Une catastrophe nationale
     C'est une série noire. Un mauvais polar qui débute en octobre 2006 à l'hôpital de radiothérapie d'Epinal. L'Agence régionale de l'Hospitalisation (ARH) de Lorraine annonce que 23 patients ont subi une surexposition radiologique de 20% supérieure aux doses prévues. Traités pour un cancer de la prostate, ils ont été victimes d'une «erreur de paramétrage» d'un appareil. «Les rayons, en détruisant les cellules cancéreuses de la prostate, ont touché les voies urinaires et anales», explique Patrick Gourmelon, patron du pôle santé de l'IRSN. Parmi eux, cinq personnes décèdent. Les conséquences de ces surdoses ? Elles sont terribles. A demi-mot, Gourmelon raconte ce que personne n'ose dire : que l'on urine par l'anus et que l'on pisse de la merde, et que ça ne s'arrête jamais. Il évoque la perte d'identité, l'absence de vie sociale. Il parle de la douleur, affreuse, continue, insoutenable des fistules géantes, ces lésions internes provoquées par l'irradiation, «très difficiles à soigner en dehors des traitements classiques». L'IRSN est chargé par le ministère de la Santé de mener une vérification générale des pratiques de l'hôpital. Et là, stupeur, Patrick Gourmelon constate que 409 autres patients traités pour des cancers de la prostate ont reçu une dose de 8% supérieure à la normale entre 2001 et 2006, à cause d'une «erreur de comptage». Et ce n'est pas fini: en septembre, les enquêteurs découvrent qu'une «erreur systématique» de paramétrage d'un appareil pourrait avoir affecté près de 5.000 patients de l'hôpital depuis 1989, à des doses allant de 3 à 7%. Depuis, 63 plaintes ont été déposées et une enquête a été ouverte.

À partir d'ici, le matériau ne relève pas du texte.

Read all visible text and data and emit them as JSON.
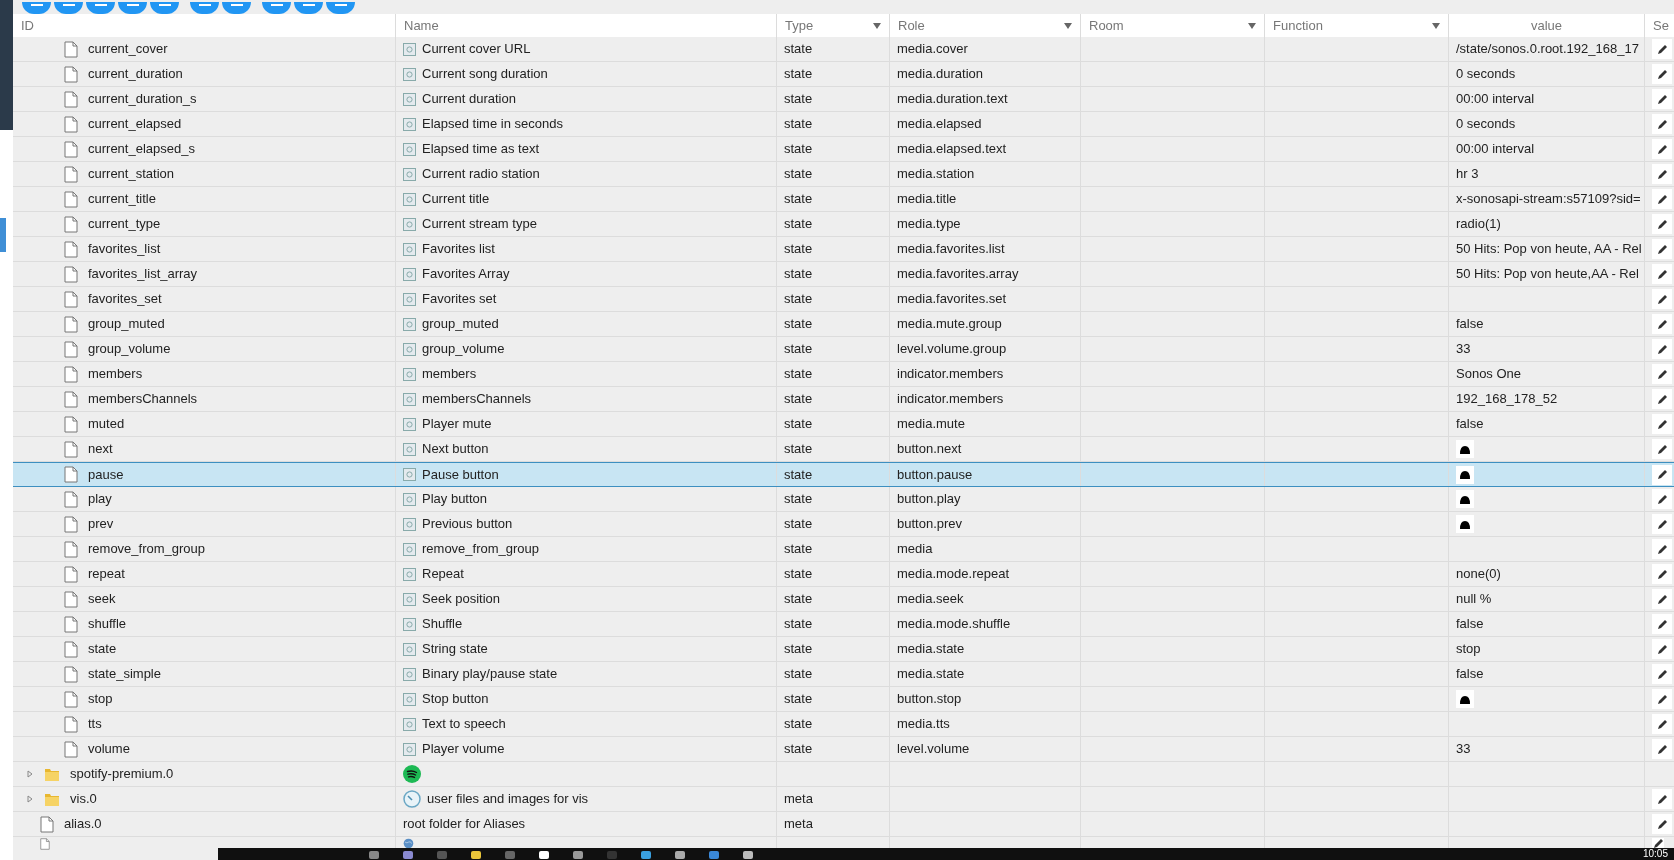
{
  "table": {
    "columns": [
      {
        "label": "ID",
        "filter": false
      },
      {
        "label": "Name",
        "filter": false
      },
      {
        "label": "Type",
        "filter": true
      },
      {
        "label": "Role",
        "filter": true
      },
      {
        "label": "Room",
        "filter": true
      },
      {
        "label": "Function",
        "filter": true
      },
      {
        "label": "value",
        "filter": false
      },
      {
        "label": "Se"
      }
    ],
    "tree": [
      {
        "children": [
          {
            "kind": "state",
            "id": "current_cover",
            "name": "Current cover URL",
            "type": "state",
            "role": "media.cover",
            "value": "/state/sonos.0.root.192_168_17",
            "value_button": false,
            "editable": true,
            "selected": false
          },
          {
            "kind": "state",
            "id": "current_duration",
            "name": "Current song duration",
            "type": "state",
            "role": "media.duration",
            "value": "0 seconds",
            "value_button": false,
            "editable": true,
            "selected": false
          },
          {
            "kind": "state",
            "id": "current_duration_s",
            "name": "Current duration",
            "type": "state",
            "role": "media.duration.text",
            "value": "00:00 interval",
            "value_button": false,
            "editable": true,
            "selected": false
          },
          {
            "kind": "state",
            "id": "current_elapsed",
            "name": "Elapsed time in seconds",
            "type": "state",
            "role": "media.elapsed",
            "value": "0 seconds",
            "value_button": false,
            "editable": true,
            "selected": false
          },
          {
            "kind": "state",
            "id": "current_elapsed_s",
            "name": "Elapsed time as text",
            "type": "state",
            "role": "media.elapsed.text",
            "value": "00:00 interval",
            "value_button": false,
            "editable": true,
            "selected": false
          },
          {
            "kind": "state",
            "id": "current_station",
            "name": "Current radio station",
            "type": "state",
            "role": "media.station",
            "value": "hr 3",
            "value_button": false,
            "editable": true,
            "selected": false
          },
          {
            "kind": "state",
            "id": "current_title",
            "name": "Current title",
            "type": "state",
            "role": "media.title",
            "value": "x-sonosapi-stream:s57109?sid=",
            "value_button": false,
            "editable": true,
            "selected": false
          },
          {
            "kind": "state",
            "id": "current_type",
            "name": "Current stream type",
            "type": "state",
            "role": "media.type",
            "value": "radio(1)",
            "value_button": false,
            "editable": true,
            "selected": false
          },
          {
            "kind": "state",
            "id": "favorites_list",
            "name": "Favorites list",
            "type": "state",
            "role": "media.favorites.list",
            "value": "50 Hits: Pop von heute, AA - Rel",
            "value_button": false,
            "editable": true,
            "selected": false
          },
          {
            "kind": "state",
            "id": "favorites_list_array",
            "name": "Favorites Array",
            "type": "state",
            "role": "media.favorites.array",
            "value": "50 Hits: Pop von heute,AA - Rel",
            "value_button": false,
            "editable": true,
            "selected": false
          },
          {
            "kind": "state",
            "id": "favorites_set",
            "name": "Favorites set",
            "type": "state",
            "role": "media.favorites.set",
            "value_button": false,
            "editable": true,
            "selected": false
          },
          {
            "kind": "state",
            "id": "group_muted",
            "name": "group_muted",
            "type": "state",
            "role": "media.mute.group",
            "value": "false",
            "value_button": false,
            "editable": true,
            "selected": false
          },
          {
            "kind": "state",
            "id": "group_volume",
            "name": "group_volume",
            "type": "state",
            "role": "level.volume.group",
            "value": "33",
            "value_button": false,
            "editable": true,
            "selected": false
          },
          {
            "kind": "state",
            "id": "members",
            "name": "members",
            "type": "state",
            "role": "indicator.members",
            "value": "Sonos One",
            "value_button": false,
            "editable": true,
            "selected": false
          },
          {
            "kind": "state",
            "id": "membersChannels",
            "name": "membersChannels",
            "type": "state",
            "role": "indicator.members",
            "value": "192_168_178_52",
            "value_button": false,
            "editable": true,
            "selected": false
          },
          {
            "kind": "state",
            "id": "muted",
            "name": "Player mute",
            "type": "state",
            "role": "media.mute",
            "value": "false",
            "value_button": false,
            "editable": true,
            "selected": false
          },
          {
            "kind": "state",
            "id": "next",
            "name": "Next button",
            "type": "state",
            "role": "button.next",
            "value_button": true,
            "editable": true,
            "selected": false
          },
          {
            "kind": "state",
            "id": "pause",
            "name": "Pause button",
            "type": "state",
            "role": "button.pause",
            "value_button": true,
            "editable": true,
            "selected": true
          },
          {
            "kind": "state",
            "id": "play",
            "name": "Play button",
            "type": "state",
            "role": "button.play",
            "value_button": true,
            "editable": true,
            "selected": false
          },
          {
            "kind": "state",
            "id": "prev",
            "name": "Previous button",
            "type": "state",
            "role": "button.prev",
            "value_button": true,
            "editable": true,
            "selected": false
          },
          {
            "kind": "state",
            "id": "remove_from_group",
            "name": "remove_from_group",
            "type": "state",
            "role": "media",
            "value_button": false,
            "editable": true,
            "selected": false
          },
          {
            "kind": "state",
            "id": "repeat",
            "name": "Repeat",
            "type": "state",
            "role": "media.mode.repeat",
            "value": "none(0)",
            "value_button": false,
            "editable": true,
            "selected": false
          },
          {
            "kind": "state",
            "id": "seek",
            "name": "Seek position",
            "type": "state",
            "role": "media.seek",
            "value": "null %",
            "value_button": false,
            "editable": true,
            "selected": false
          },
          {
            "kind": "state",
            "id": "shuffle",
            "name": "Shuffle",
            "type": "state",
            "role": "media.mode.shuffle",
            "value": "false",
            "value_button": false,
            "editable": true,
            "selected": false
          },
          {
            "kind": "state",
            "id": "state",
            "name": "String state",
            "type": "state",
            "role": "media.state",
            "value": "stop",
            "value_button": false,
            "editable": true,
            "selected": false
          },
          {
            "kind": "state",
            "id": "state_simple",
            "name": "Binary play/pause state",
            "type": "state",
            "role": "media.state",
            "value": "false",
            "value_button": false,
            "editable": true,
            "selected": false
          },
          {
            "kind": "state",
            "id": "stop",
            "name": "Stop button",
            "type": "state",
            "role": "button.stop",
            "value_button": true,
            "editable": true,
            "selected": false
          },
          {
            "kind": "state",
            "id": "tts",
            "name": "Text to speech",
            "type": "state",
            "role": "media.tts",
            "value_button": false,
            "editable": true,
            "selected": false
          },
          {
            "kind": "state",
            "id": "volume",
            "name": "Player volume",
            "type": "state",
            "role": "level.volume",
            "value": "33",
            "value_button": false,
            "editable": true,
            "selected": false
          }
        ]
      },
      {
        "kind": "spotify",
        "id": "spotify-premium.0",
        "expanded": false,
        "value_button": false,
        "editable": false,
        "selected": false
      },
      {
        "kind": "vis",
        "id": "vis.0",
        "expanded": false,
        "name": "user files and images for vis",
        "type": "meta",
        "value_button": false,
        "editable": true,
        "selected": false
      },
      {
        "kind": "alias",
        "id": "alias.0",
        "name": "root folder for Aliases",
        "type": "meta",
        "value_button": false,
        "editable": true,
        "selected": false
      },
      {
        "kind": "web",
        "value_button": false,
        "editable": true,
        "selected": false
      }
    ]
  },
  "taskbar": {
    "clock": "10:05"
  }
}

     A Lyon, Toulouse, SaintEtienne, Angers, une vingtaine d'accidents de radiothérapie viennent d'être déclarés à l'Autorité de Sûreté nucléaire (ASN) . «Il y a encore deux ans, le monde médical n'était soumis à aucune déclaration d'incident», dit Patrick Gourmelon. Depuis septembre dernier, l'Autorité de Sûreté nucléaire a chargé une soixantaine d'inspecteurs de contrôler les appareils de radiothérapie. Epinal, l'arbre qui cache la forêt?

Marie Vaton

(2) Unité de dose de radiations ionisantes absorbées. Elle correspond à une énergie de 1 joule absorbée par un kilogramme de matière irradiée.